A cardiac evaluation should be performed in children who receive the tricyclic antidepressant clomipramine (Anafranil), which was the first agent approved for use in children with OCD. The baseline evaluation should include a systems review and determination of personal or family history of heart disease. A history of nonfebrile seizures should be noted, but is not an absolute contraindication. Baseline electrocardiography should also be obtained. Contraindications for clomipramine use include a PR interval longer than 200 milliseconds, a QRS interval more than 30 percent above baseline or longer than 120 milliseconds, a prolonged corrected QT interval (greater than 450 milliseconds), blood pressure greater than 140 mm Hg (systolic) or 90 mm Hg (diastolic), or resting heart rate greater than 130 beats per minute.
The choice of treatment should be guided by empirical evidence on the moderators and predictors of treatment response.
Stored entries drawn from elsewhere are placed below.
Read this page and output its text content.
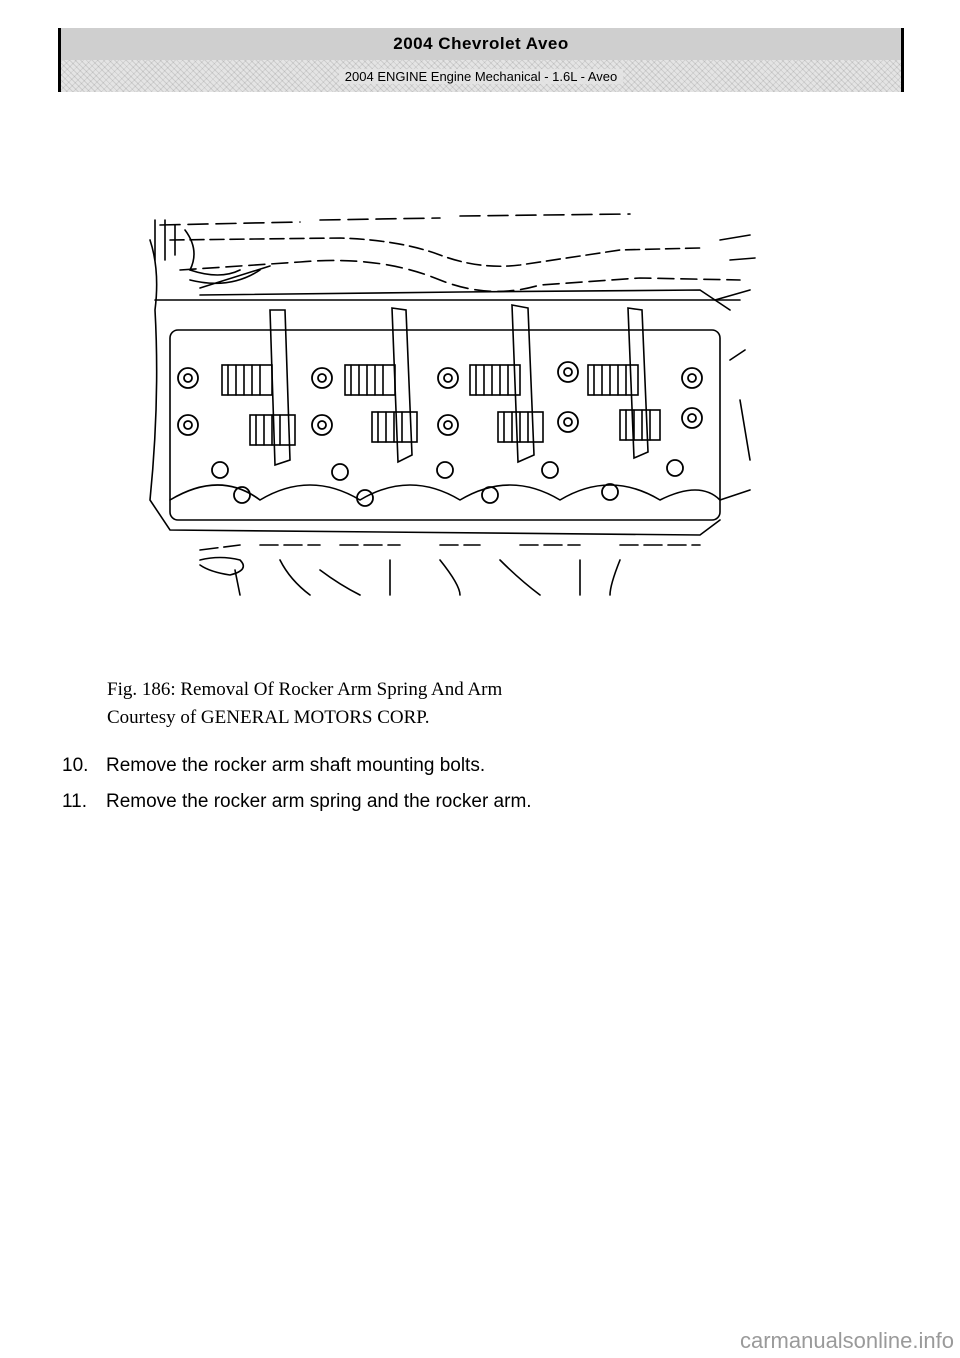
2004 Chevrolet Aveo
2004 ENGINE Engine Mechanical - 1.6L - Aveo
Fig. 186: Removal Of Rocker Arm Spring And Arm
Courtesy of GENERAL MOTORS CORP.
10. Remove the rocker arm shaft mounting bolts.
11. Remove the rocker arm spring and the rocker arm.
carmanualsonline.info
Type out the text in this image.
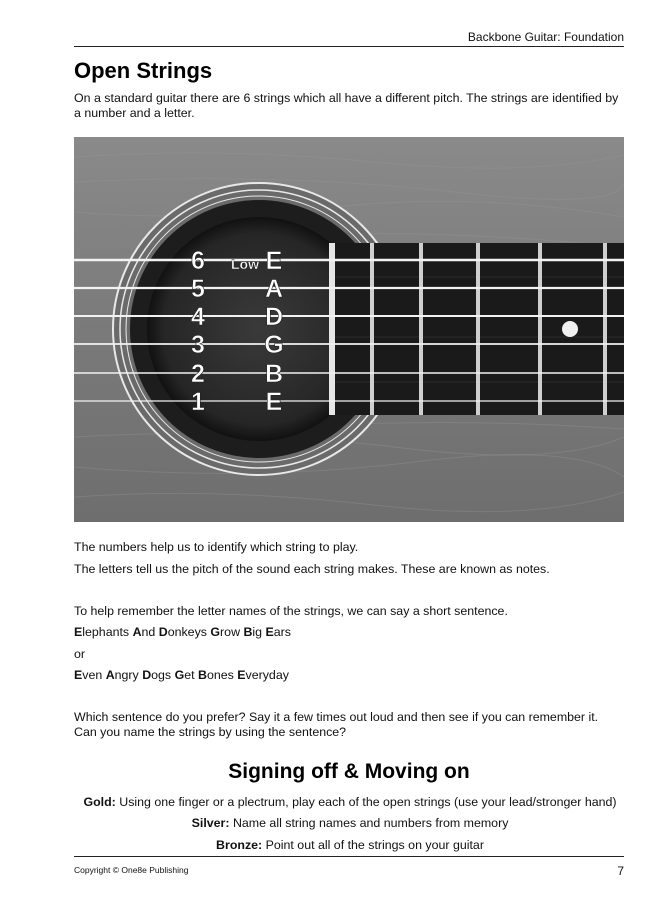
Backbone Guitar: Foundation
Open Strings

On a standard guitar there are 6 strings which all have a different pitch. The strings are identified by a number and a letter.

6
5
4
3
2
1
E
A
D
G
B
E
Low

The numbers help us to identify which string to play.

The letters tell us the pitch of the sound each string makes. These are known as notes.

To help remember the letter names of the strings, we can say a short sentence.

Elephants And Donkeys Grow Big Ears

or

Even Angry Dogs Get Bones Everyday

Which sentence do you prefer? Say it a few times out loud and then see if you can remember it. Can you name the strings by using the sentence?

Signing off & Moving on

Gold: Using one finger or a plectrum, play each of the open strings (use your lead/stronger hand)

Silver: Name all string names and numbers from memory

Bronze: Point out all of the strings on your guitar

Copyright © One8e Publishing	7
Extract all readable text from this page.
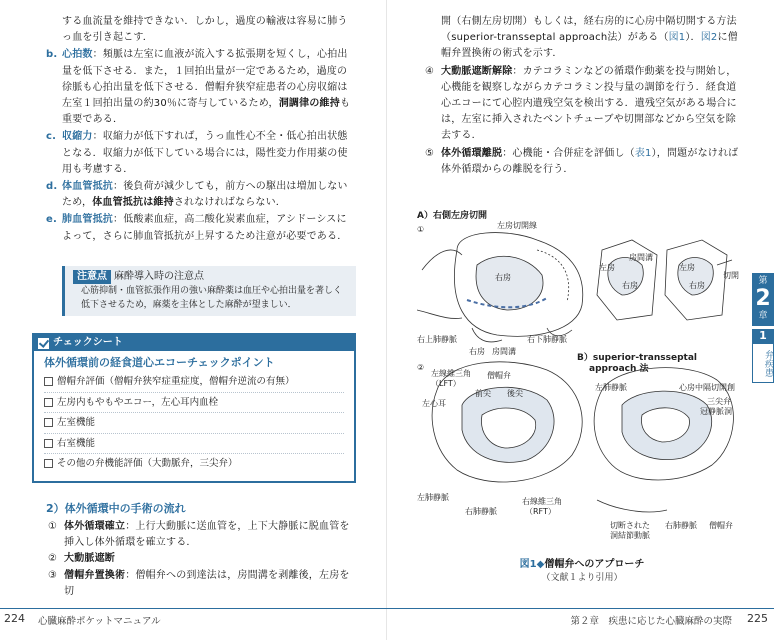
する血流量を維持できない．しかし，過度の輸液は容易に肺うっ血を引き起こす．

b. 心拍数：頻脈は左室に血液が流入する拡張期を短くし，心拍出量を低下させる．また，１回拍出量が一定であるため，過度の徐脈も心拍出量を低下させる．僧帽弁狭窄症患者の心房収縮は左室１回拍出量の約30％に寄与しているため，洞調律の維持も重要である．
c. 収縮力：収縮力が低下すれば，うっ血性心不全・低心拍出状態となる．収縮力が低下している場合には，陽性変力作用薬の使用も考慮する．
d. 体血管抵抗：後負荷が減少しても，前方への駆出は増加しないため，体血管抵抗は維持されなければならない．
e. 肺血管抵抗：低酸素血症，高二酸化炭素血症，アシドーシスによって，さらに肺血管抵抗が上昇するため注意が必要である．
注意点 麻酔導入時の注意点
心筋抑制・血管拡張作用の強い麻酔薬は血圧や心拍出量を著しく低下させるため，麻薬を主体とした麻酔が望ましい．
チェックシート
体外循環前の経食道心エコーチェックポイント
僧帽弁評価（僧帽弁狭窄症重症度，僧帽弁逆流の有無）
左房内もやもやエコー，左心耳内血栓
左室機能
右室機能
その他の弁機能評価（大動脈弁，三尖弁）
2）体外循環中の手術の流れ
① 体外循環確立：上行大動脈に送血管を，上下大静脈に脱血管を挿入し体外循環を確立する．
② 大動脈遮断
③ 僧帽弁置換術：僧帽弁への到達法は，房間溝を剥離後，左房を切
224 心臓麻酔ポケットマニュアル

開（右側左房切開）もしくは，経右房的に心房中隔切開する方法（superior-transseptal approach法）がある（図1）．図2に僧帽弁置換術の術式を示す．

④ 大動脈遮断解除：カテコラミンなどの循環作動薬を投与開始し，心機能を観察しながらカテコラミン投与量の調節を行う．経食道心エコーにて心腔内遺残空気を検出する．遺残空気がある場合には，左室に挿入されたベントチューブや切開部などから空気を除去する．
⑤ 体外循環離脱：心機能・合併症を評価し（表1），問題がなければ体外循環からの離脱を行う．
A）右側左房切開
①	左房切開線
右房
右上肺静脈	右下肺静脈
右房 房間溝
左房
房間溝
右房
左房
右房
切開
②
左線維三角
（LFT）
僧帽弁
前尖 後尖
左心耳
左肺静脈
右肺静脈
右線維三角
（RFT）
B）superior-transseptal
approach 法
左肺静脈	心房中隔切開創
三尖弁
冠静脈洞
切断された
洞結節動脈
右肺静脈 僧帽弁
図1◆僧帽弁へのアプローチ
（文献１より引用）
第
2
章
1
弁疾患
第２章　疾患に応じた心臓麻酔の実際 225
Psychiatric comorbidity may have a significant influence on treatment response. In one trial of children and adolescents with OCD who were treated with an SSRI, those with comorbid attention-deficit/hyperactivity disorder, tic disorder, or oppositional defiant disorder had significantly lower response rates than patients with OCD only. Comorbidity is also associated with a higher rate of relapse after treatment. Children with comorbid tics should be assigned to CBT or a comblination of CBT and medication as a first option.
Medication augmentation strategies should be reserved for patients with treatment-resistant OCD and moderate impairment in at least one important domain of function despite adequate monotherapy. The addition of clomipramine to an SSRI may be helpful to combine the serotonergic effects of each medication while minimizing adverse events. Fluvoxamine has the most synergistic effect when added to clomipramine. Low-dose augmentation (25 to 75 mg per day) may be useful, but care must be taken when combining clomipramine with fluvoxamine and cytochrome P450 2D6 inhibitors such as fluoxetine (Prozac) or paroxetine (Paxil).
The most common drug augmentation strategies have used atypical neuroleptics. Some children with treatment-resistant OCD may benefit from judicious augmentation with neuroleptics, particularly those with tic disorders, poor insight, pervasive developmental disorder symptoms, and mood instability. At least 12 weeks of SSRI treatment may be required before neuroleptic augmentation is effective.